あれは1年前のこと。

起きたら既に雪景色。それなりの服装で職場へ。不思議なものでただそれだけのことなのに心が少し弾んでいる。
午後になっても雪は降り止まず、傘をさして退勤。本屋へ。

女性雑誌の平積み台から人がはけたところを見すまして手を伸ばす。レジ横にある『本の話』2月号をいただく。
それらを持って駅ビル内のレストランへ。ここはいつも空いているのだが、この雪で土曜の午後なのにいつも以上に人影もまばら。「キノコと元気野菜のガーリック風味」というパスタを頼む。口で言わずにメニューを指差す。“元気野菜”という言葉が恥ずかしいのだ。なぜ「キノコと野菜」ではいけないのか。たまに行く日高屋のタンメンも品名が「野菜たっぷりタンメン」となっており、これも「タンメン」とだけ言って頼む。他にタンメンはないのだから、それでいいはずなのに店員は「野菜たっぷりタンメンですね」と念を押してくる。
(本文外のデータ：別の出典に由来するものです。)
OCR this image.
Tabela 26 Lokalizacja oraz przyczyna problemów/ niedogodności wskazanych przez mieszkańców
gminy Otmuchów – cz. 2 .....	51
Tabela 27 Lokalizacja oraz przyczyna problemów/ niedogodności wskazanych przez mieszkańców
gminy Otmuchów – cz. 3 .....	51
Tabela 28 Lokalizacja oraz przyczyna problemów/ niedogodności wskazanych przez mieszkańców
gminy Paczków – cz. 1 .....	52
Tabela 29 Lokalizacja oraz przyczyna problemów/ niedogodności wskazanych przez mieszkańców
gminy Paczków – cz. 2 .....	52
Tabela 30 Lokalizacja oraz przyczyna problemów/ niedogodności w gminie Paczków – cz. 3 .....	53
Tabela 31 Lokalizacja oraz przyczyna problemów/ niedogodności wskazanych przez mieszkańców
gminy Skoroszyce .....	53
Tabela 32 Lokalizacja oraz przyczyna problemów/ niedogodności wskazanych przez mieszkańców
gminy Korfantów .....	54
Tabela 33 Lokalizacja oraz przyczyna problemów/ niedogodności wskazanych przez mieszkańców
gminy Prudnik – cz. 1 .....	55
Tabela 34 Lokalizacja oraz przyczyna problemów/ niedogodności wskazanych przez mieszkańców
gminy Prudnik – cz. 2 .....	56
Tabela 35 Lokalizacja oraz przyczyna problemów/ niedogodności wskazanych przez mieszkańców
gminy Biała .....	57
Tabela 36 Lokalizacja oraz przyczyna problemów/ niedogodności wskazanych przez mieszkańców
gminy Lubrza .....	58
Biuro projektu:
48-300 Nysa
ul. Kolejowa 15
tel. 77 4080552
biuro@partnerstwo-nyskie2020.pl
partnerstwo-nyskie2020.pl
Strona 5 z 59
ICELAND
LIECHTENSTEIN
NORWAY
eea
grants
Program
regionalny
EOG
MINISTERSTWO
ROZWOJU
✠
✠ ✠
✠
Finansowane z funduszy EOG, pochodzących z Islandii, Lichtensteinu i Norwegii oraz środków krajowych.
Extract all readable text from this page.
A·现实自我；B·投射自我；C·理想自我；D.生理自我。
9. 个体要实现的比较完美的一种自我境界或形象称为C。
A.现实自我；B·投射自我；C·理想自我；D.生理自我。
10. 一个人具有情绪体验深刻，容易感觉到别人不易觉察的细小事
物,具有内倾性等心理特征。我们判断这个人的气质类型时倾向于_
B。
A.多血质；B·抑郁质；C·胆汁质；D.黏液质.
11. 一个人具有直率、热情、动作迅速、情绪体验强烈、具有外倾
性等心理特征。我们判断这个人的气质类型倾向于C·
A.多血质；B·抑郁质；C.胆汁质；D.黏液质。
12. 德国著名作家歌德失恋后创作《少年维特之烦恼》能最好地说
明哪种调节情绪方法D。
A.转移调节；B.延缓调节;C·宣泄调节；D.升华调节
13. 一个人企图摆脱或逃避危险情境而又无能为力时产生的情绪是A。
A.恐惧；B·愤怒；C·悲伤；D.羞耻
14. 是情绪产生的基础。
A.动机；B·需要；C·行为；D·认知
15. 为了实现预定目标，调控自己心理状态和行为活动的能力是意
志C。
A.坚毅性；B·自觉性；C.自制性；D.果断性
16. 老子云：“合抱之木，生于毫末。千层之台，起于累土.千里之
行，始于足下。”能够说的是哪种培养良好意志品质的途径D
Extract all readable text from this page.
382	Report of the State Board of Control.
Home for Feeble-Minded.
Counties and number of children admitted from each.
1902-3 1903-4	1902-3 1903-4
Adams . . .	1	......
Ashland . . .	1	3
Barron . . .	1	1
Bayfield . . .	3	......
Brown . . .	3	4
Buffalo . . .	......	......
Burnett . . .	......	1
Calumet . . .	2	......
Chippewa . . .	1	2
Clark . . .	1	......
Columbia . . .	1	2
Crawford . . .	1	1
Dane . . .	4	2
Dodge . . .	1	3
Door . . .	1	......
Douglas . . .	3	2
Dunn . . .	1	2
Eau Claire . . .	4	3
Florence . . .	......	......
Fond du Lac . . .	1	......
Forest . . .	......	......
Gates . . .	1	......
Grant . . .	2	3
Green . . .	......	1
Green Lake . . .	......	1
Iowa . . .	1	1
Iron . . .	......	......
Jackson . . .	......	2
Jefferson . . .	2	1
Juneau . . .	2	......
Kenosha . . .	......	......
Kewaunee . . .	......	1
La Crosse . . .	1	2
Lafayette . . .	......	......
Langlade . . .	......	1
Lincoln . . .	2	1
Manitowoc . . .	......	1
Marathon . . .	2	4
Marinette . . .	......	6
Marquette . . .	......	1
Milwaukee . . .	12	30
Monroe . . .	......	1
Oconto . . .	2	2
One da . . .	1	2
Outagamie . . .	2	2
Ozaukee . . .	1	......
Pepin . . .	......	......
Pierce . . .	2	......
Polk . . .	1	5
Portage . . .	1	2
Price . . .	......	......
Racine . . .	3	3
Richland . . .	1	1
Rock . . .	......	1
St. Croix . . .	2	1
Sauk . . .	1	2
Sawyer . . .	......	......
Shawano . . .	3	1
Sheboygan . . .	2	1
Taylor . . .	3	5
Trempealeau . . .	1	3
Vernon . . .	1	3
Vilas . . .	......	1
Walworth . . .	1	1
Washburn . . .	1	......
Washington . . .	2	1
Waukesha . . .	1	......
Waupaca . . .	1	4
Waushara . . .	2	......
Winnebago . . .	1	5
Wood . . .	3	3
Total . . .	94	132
“野菜たっぷり”は店側の主観であり、それを客に押し付けないでほしいし、また「元気」、「たっぷり」のこういう使われ方はなんだか背筋がもぞもぞして苦手だ。
パスタを待つ間、『本の話』に目を通す。2月の文春新書の新刊にこれを見つける。

  • 中野翠「今夜も落語で眠りたい」

説明文を引用する。
《落語の魅力にとりつかれ、「落語こそ日本文化の最高の遺産」と言い切る著者による、寝ながら愉しむ落語入門。イラスト多数収録》
落語ファン、中野翠ファンにはうれしい1冊だ。
帰宅後、『ku:nel』を眺める。海月書林が6ページに渡って紹介されている。店主の市川さんの自宅の写真が掲載され、プライベートの方の本棚も見える。フローリングの床にアンティークと思われる木の机、さりげなく下がっている無地の大きなトートバック。店の品揃えのイメージ通りの生活空間だ。文の方では市川さんのプロフィールが紹介されている。書き方にちょっと力みが感じられるものの一生懸命さが伝わってきて、微笑ましい。
また、別のページにcowbooksの松浦弥太郎さんも登場している。ダッフルコートにマフラー姿で、トートバック代わりの籠を下げている。店の雰囲気同様生活感を感じさせない装いだな。籠の中には小島信夫アメリカン・スクール」(単行本)と前田夕暮「緑草心理」が入っているとのこと。
そうだ、小島信夫だということで、『新潮』2月号掲載の「残光」を読み始める。最近書かれたエッセイ(「水声通信」など)と同じように、エッセイや小説といったジャンル分けがバカらしくなるような小島信夫の文章というしかない言葉が連ねられていく。アルツハイマー病の妻(愛子さん)を施設に入れたという話題を中心としながら、それが中心であることをすぐ忘れてしまうくらい、他の話題に次々と飛躍し、いつもの保坂和志さんももれなく登場。チェホフ、ドストエフスキーロラン・バルトベンヤミン小西甚一といった名前が次から次へと現れては消えていく。そして、繰り返される過去の自作への言及。50ページほど読んだ。90歳近い作家のこの饒舌を驚き楽しむ。

読書中に、音を立てて平積みの本の山が崩れる。それを直していると、「[はてな]ではじめるブログ生活」(DART)が出てくる。このブログを始めた時にマニュアル代わりに買ってきたものだ。「晩鮭亭日常」を始めたのが昨年の1月21日。もう1年が経ったのだ。あっという間だな、と思いながらも書いた内容を思い返してみると、それなりにいろいろなことがあったなとも思う。この1年の日記をダウンロードしてCD-Rに記録する。とりあえず、毎日必ず書くということを自分に課して、1年間やり遂げることができた。それも、ブログや口頭で、いろいろな方々からあたたかい励ましをいただいたお陰だと思う。「晩鮭亭日常」を通じて、交友関係も広がり、自分の興味関心も広がった。そして、これまでにも増して、大量の積ん読本の山がその裾野を部屋一杯に広げつつある。これらの本となんとかして向き合わなければと考える。これからの生活設計も真剣に考えないと。

そんな諸々を考えつつ、1周年というちょうどよい区切りをもってしばらくブログを休むことにする。

またそのうちにお目にかかることを楽しみに、しばし休憩させていただきます。
皆様、お風邪など召しませぬよう、お元気でお過ごしください。